Zinc oxide (ZnO), a direct wide band gap semiconductor (≥3.30 eV), has widespread potential for applications in energy devices and related industries. The initial physical demonstration of ZnO in ceramic fuel cells (CFCs) gave a new view of developing high ionic conductivity for multifunctional semiconductor technology. However, in the present work, we successfully synthesized highly textured nanoparticles of ZnO using a hydrothermal method followed by sintering in a reducing atmosphere. The resultant ZnO materials as electrolytes showed efficient ionic conductivity (5.28 × 10−2 S cm−1) and an excellent power density of 520 mW cm−2 ± 5% at 550 °C for low-temperature ceramic fuel cells (LT-CFCs). The achievement of enhanced ionic conductivity without any external ions or cation doping in the CFC was anticipated, since there was a rare possibility of vacancies in the bulk ZnO structure to conduct oxygen ions or protons.
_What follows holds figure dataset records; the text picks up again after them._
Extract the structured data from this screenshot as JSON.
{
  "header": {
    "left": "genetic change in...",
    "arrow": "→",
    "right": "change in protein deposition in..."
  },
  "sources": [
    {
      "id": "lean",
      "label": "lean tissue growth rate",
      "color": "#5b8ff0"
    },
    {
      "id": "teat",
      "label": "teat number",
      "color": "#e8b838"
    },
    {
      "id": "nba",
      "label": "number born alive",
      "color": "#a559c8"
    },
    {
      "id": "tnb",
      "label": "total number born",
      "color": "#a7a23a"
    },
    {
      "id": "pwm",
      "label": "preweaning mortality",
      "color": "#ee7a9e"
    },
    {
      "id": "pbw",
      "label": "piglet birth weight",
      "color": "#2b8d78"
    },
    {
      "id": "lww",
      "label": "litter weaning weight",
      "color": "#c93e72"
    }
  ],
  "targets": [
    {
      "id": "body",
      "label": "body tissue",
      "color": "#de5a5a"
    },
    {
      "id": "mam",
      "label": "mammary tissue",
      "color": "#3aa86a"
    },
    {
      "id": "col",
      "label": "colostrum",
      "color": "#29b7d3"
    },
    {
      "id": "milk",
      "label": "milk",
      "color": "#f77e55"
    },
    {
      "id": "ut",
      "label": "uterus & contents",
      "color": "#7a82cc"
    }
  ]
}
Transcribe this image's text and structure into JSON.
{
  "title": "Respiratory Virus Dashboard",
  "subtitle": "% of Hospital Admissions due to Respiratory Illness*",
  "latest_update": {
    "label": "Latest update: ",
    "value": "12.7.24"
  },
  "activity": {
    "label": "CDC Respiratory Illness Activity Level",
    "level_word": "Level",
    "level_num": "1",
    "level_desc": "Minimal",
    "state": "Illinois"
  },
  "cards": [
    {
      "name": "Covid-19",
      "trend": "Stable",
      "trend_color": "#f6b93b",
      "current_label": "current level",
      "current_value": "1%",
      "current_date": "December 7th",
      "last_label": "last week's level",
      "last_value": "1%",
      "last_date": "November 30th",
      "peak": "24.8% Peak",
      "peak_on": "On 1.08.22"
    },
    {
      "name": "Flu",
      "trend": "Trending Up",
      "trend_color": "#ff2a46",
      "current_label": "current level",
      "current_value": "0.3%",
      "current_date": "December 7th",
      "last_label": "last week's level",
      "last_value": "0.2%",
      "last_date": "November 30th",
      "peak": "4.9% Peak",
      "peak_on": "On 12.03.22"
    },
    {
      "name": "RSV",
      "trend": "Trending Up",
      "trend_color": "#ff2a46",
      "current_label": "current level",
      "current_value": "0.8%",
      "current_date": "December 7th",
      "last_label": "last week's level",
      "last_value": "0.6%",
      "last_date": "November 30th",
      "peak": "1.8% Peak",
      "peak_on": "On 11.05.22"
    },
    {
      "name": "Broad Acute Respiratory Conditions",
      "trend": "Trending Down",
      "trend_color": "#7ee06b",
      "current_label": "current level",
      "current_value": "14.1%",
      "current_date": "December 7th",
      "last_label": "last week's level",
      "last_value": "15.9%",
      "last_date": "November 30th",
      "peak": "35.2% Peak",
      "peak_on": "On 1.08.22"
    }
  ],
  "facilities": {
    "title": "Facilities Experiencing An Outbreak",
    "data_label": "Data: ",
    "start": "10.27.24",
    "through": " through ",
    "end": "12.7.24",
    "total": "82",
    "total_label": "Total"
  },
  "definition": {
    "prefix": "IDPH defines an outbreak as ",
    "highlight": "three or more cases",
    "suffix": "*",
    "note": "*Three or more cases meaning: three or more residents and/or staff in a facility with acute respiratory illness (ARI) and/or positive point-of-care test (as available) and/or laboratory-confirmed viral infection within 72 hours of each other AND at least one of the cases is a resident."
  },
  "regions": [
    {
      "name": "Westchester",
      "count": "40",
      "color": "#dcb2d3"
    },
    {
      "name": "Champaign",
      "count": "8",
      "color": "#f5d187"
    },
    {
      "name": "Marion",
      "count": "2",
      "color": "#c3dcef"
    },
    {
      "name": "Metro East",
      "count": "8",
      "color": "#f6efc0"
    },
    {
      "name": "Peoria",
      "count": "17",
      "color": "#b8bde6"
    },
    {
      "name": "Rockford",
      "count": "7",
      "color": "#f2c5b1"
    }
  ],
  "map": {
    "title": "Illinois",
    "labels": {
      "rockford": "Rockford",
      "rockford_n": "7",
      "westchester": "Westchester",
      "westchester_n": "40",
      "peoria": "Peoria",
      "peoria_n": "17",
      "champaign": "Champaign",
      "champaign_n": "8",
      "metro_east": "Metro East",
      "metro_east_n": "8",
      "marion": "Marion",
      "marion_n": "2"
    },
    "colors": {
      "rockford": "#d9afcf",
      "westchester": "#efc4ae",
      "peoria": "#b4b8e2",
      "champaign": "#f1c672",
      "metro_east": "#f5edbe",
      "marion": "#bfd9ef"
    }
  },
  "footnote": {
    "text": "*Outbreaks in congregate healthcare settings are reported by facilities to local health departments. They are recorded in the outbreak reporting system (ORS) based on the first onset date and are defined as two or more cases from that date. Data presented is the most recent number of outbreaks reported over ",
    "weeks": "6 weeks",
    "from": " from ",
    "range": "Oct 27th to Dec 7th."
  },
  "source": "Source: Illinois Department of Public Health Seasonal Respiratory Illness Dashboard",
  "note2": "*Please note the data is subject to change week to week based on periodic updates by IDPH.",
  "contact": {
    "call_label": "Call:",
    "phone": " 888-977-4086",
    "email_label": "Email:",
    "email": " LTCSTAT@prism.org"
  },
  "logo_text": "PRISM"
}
Therefore, we found that laterally the surfaces of the ZnO nanoparticles could be textured to become oxygen-deficient when sintered in an H2 atmosphere, which suggests a special mechanism for effective ionic transport. Furthermore, experimental analyses such as SEM, XPS, UV–visible, and EIS methods were performed to analyze the changes in the structural properties and mechanism of ionic transport in ZnO nanoparticles. The presented work provides insights into a novel approach for developing high ionic conductivity in electrolytes in low-cost semiconductor oxides such as ZnO for energy storage and conversion devices.